Neither our friends nor anybody we spoke to the next day had any memory of anything unusual happening that night-except for one person. When I asked him if he'd slept well, he said that he'd been awakened by screaming. His house was about a mile from ours. He, also, has had a visitor experience in his past.
In January 1980 we took an apartment on the top floor of a high rise on East Seventy-fifth Street. All went well until September of that year. This episode began when I saw a strange light streak down the night sky. It moved faster than an airplane and left me with the feeling that it had something to do with me. I was deeply and inexplicably moved, and left with an obscure foreboding. In the middle of the night we were awakened by our son's crying.
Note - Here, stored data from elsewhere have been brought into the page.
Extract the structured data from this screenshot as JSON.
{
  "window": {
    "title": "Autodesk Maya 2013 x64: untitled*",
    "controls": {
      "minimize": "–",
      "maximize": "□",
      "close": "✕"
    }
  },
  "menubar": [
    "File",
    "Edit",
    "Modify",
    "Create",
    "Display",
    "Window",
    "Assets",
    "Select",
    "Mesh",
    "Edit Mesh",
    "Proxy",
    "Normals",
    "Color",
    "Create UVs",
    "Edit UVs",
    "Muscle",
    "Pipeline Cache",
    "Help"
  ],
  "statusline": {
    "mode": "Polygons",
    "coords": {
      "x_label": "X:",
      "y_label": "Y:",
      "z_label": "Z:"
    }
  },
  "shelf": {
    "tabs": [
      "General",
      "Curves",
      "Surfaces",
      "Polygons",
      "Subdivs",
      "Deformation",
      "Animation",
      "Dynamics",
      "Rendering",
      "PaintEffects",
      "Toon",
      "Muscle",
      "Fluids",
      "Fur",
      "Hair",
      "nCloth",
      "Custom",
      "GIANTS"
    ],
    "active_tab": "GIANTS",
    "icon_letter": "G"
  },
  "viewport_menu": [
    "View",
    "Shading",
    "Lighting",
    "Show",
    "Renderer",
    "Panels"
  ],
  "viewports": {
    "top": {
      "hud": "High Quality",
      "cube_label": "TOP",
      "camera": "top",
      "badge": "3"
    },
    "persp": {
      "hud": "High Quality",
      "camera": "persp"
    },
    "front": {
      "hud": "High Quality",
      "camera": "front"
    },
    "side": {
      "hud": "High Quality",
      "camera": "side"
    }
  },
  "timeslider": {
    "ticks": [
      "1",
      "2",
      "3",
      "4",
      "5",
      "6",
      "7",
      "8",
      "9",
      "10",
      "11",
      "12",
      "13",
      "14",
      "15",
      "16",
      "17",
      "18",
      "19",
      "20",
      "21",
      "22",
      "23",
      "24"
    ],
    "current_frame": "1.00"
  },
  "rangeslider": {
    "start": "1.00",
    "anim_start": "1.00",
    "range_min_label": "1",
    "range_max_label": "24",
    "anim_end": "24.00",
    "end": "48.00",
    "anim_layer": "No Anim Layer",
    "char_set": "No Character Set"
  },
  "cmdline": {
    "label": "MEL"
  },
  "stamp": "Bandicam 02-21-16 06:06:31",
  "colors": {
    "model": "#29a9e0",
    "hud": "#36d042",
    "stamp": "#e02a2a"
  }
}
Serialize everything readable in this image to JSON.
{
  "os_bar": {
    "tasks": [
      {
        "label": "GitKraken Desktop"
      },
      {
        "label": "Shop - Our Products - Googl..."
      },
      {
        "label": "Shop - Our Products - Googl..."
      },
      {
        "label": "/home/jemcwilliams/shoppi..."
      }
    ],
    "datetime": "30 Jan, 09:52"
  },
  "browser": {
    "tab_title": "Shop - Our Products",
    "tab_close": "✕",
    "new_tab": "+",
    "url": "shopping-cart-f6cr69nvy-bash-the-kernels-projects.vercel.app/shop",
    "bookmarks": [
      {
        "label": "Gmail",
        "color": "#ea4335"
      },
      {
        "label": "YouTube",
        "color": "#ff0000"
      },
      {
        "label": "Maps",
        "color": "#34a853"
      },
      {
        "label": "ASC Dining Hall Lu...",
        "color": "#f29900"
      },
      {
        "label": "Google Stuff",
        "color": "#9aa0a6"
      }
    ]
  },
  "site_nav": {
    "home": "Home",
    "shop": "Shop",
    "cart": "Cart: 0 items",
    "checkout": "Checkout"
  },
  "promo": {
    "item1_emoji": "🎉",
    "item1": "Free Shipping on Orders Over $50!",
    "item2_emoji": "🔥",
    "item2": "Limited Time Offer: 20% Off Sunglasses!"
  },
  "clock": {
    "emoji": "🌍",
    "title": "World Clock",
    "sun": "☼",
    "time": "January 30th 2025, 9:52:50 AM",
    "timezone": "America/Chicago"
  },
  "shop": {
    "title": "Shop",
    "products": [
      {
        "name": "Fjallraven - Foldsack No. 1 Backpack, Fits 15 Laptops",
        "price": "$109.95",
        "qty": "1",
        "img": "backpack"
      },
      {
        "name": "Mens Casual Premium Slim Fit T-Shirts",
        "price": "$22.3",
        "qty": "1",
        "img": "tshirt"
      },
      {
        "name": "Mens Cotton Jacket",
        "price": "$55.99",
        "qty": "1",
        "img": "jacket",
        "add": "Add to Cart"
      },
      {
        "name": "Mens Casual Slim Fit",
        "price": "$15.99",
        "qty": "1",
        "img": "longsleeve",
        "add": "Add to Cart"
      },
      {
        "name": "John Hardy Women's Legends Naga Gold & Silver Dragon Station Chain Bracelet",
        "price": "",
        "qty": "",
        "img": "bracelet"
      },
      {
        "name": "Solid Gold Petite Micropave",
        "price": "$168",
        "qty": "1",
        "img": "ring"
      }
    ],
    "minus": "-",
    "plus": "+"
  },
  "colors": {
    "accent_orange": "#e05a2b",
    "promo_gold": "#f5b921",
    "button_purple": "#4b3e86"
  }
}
He was desperate, almost wild with terror. I rushed into the living room, heading for his bedroom. I recall the impression of a small, dark figure dashing toward the sliding doors that led to our thirty-third-floor balcony. Then there was a terrific explosion and beads of glass burst out of the pantry. I kept running for my terrified baby. reaching his crib after what seemed an eternity. I cradled him in my arms while Anne rushed through the house turning on lights.
Then she took our son and I went to see what on earth had happened. A siphon of seltzer had exploded, so violently that the glass was reduced to ads, to dust. There wasn't a trace of the water that had been inside. Anne cleaned up the mess while I calmed our son. Then we went back to bed.
In November we closed on a co-op and by January 1981 had moved again, this time to our present apartment in the Village. A dozen times I have told a story of being menaced by an old college acquaintance, whose terrifying appearances and phone calls had driven us from our Seventy-sixth Street walk-up to Cos Cob, then from there to the East Seventy-fifth Street high-rise. and finally to the Village. A part of this myth is the kindly detective who hypnotized me and enabled me to identify this individual by listening to his voice on a tape.
Then we put a stop to his game by simply phoning him back after one of his vicious calls. But it didn't happen: none of it happened. It's just a screen memory, like the story of the six weeks in Florence that never happened. (After I realized that I had not actually been there that long, I began to believe another story, that I had gone to Russia and then to France. and been caught in the French strikes of 1968-without reference to the fact that they ended two months before I crossed France.) But why do I need these absurd stories? They are not lies: when I tell them. I myself believe them. I don't lie. Perhaps I tell them to myself when I tell them to others. so that I can hide from myself whatever has made me a refugee in my own life.